Wake me when it’s Friday.

I don’t do Mondays.

Coffee and dogs and weekends.

The message is clear: Weekends are fun. Mondays (and Tuesdays and Wednesdays) aren’t.

But like every other culturally-appropriate sentiment, weekend-loving should look different for Christians. Fridays and Saturdays should be relished as a gift, not a god. The weekend should not—must not—be worshiped.

Because when we bow to our weekend, we aren’t bowing to our God.

Monday Morning Letdown (A Sign of Weekend-Worship)

Monday mornings can be agonizing for me, and this particular day was no exception. Six a.m. was a letdown. My coffee was watery. Deuteronomy 8 was long. And an entertaining weekend was over.

My head reminded me not to hinge my joy on a fun-filled Friday, Saturday, or Sunday. But my heart felt deflated anyway. God convicted me that letting the weekend shape my attitude is dangerous. Hinging my happiness on entertainment is lethal. Because what I’m really saying is, “God, I don’t need you to make me happy.”

It sounds extreme because it is. Building our emotions on faulty, fake foundations only guarantees collapse. Swapping Christ-infused joy for fleeting fun is tragically lopsided.

God created the weekend. The weekend isn’t a god.

God created the weekend. The weekend isn’t a god. Yet I find myself returning to this altar and bowing low in homage. I start sacrificing pieces of myself—my joy, my contentment, my relationships, my faith.

And when Monday hits, I’m left empty-handed and empty-hearted.

The Deadly Idol of Weekend-Worship

When we start pasting the “idol” label on our weekends, things get serious. Scripture’s warnings get real. We start sensing the gravity and futility of worshiping anything but God.

[Their idols] have mouths, but do not speak; eyes, but do not see. They have ears, but do not hear; noses, but do not smell. They have hands, but do not feel; feet, but do not walk… Those who make them become like them; so do all who trust in them (Ps. 115:6-8).

Idols are dead. All who worship them become like them. It’s no wonder John cautions his children to keep themselves from idols (1 Jn. 5:21) or Moses warns Israel not to carve forbidden images (Deut. 4:23). They are “a delusion,” Isaiah wrote, “metal images are empty wind” (Is. 41:29).

We’re proficient at twisting good things into gods. In all its bliss and binging and boredom-busting, the weekend can quickly become another altar.

The Irony of Idols

The irony of idols is that they can only be fashioned from materials God made. The gold of the golden calf was formed by God. The bronze of pagan altars was forged by God. The stars of every astrologic constellation were kindled by God.

The days that make up our weekend were established by God (Gen. 1:5).

The days that make up our weekend were established by God (Gen. 1:5).

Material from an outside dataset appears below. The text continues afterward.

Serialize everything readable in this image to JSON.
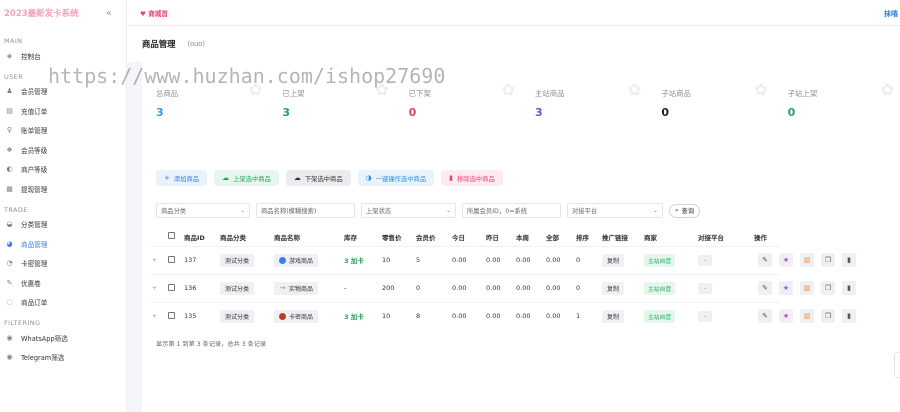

Paul points out the fallenness of elevating creation above the Creator:

Therefore God gave them up to the lusts of their hearts to impurity, to the dishonor of their bodies among themselves, because they exchanged the truth about God for a lie and worshiped and served the creature rather than the Creator, who is blessed forever (Rom. 1:24-25)!

In a dark twist of irony, our weekend can rapidly replace its Creator.

Relish the Weekend, Don’t Worship It

What will it take for us to lift our eyes from our miniature monuments? We deserve a slap across the face—a hand grabbing us by the chin and yanking our head back. A voice screaming, Just look up. Can’t you see there’s more?

And when we ignored the hand and the voice and the warnings to obliterate our idols, God did the unthinkable. He sacrificed his only Son on a wooden altar. He took the slapping, beating, mocking, and killing for us.

In one unforgettable weekend, God the Son lavished us with eternal freedom to worship him. When we worship anything less, we abuse that gift.

Nevertheless, our weekends are a gift. Fridays, Saturdays, and Sundays remind us to celebrate with family and tend our gardens and visit our friends and rest from our work and worship our Creator.

The weekend is a beautiful thing. God is more beautiful. In an entertainment-orbiting culture, let’s relish the days God grants us without worshiping them. Better yet, let’s use our Fridays and Saturdays and Sundays (and even Mondays) to radically glorify him.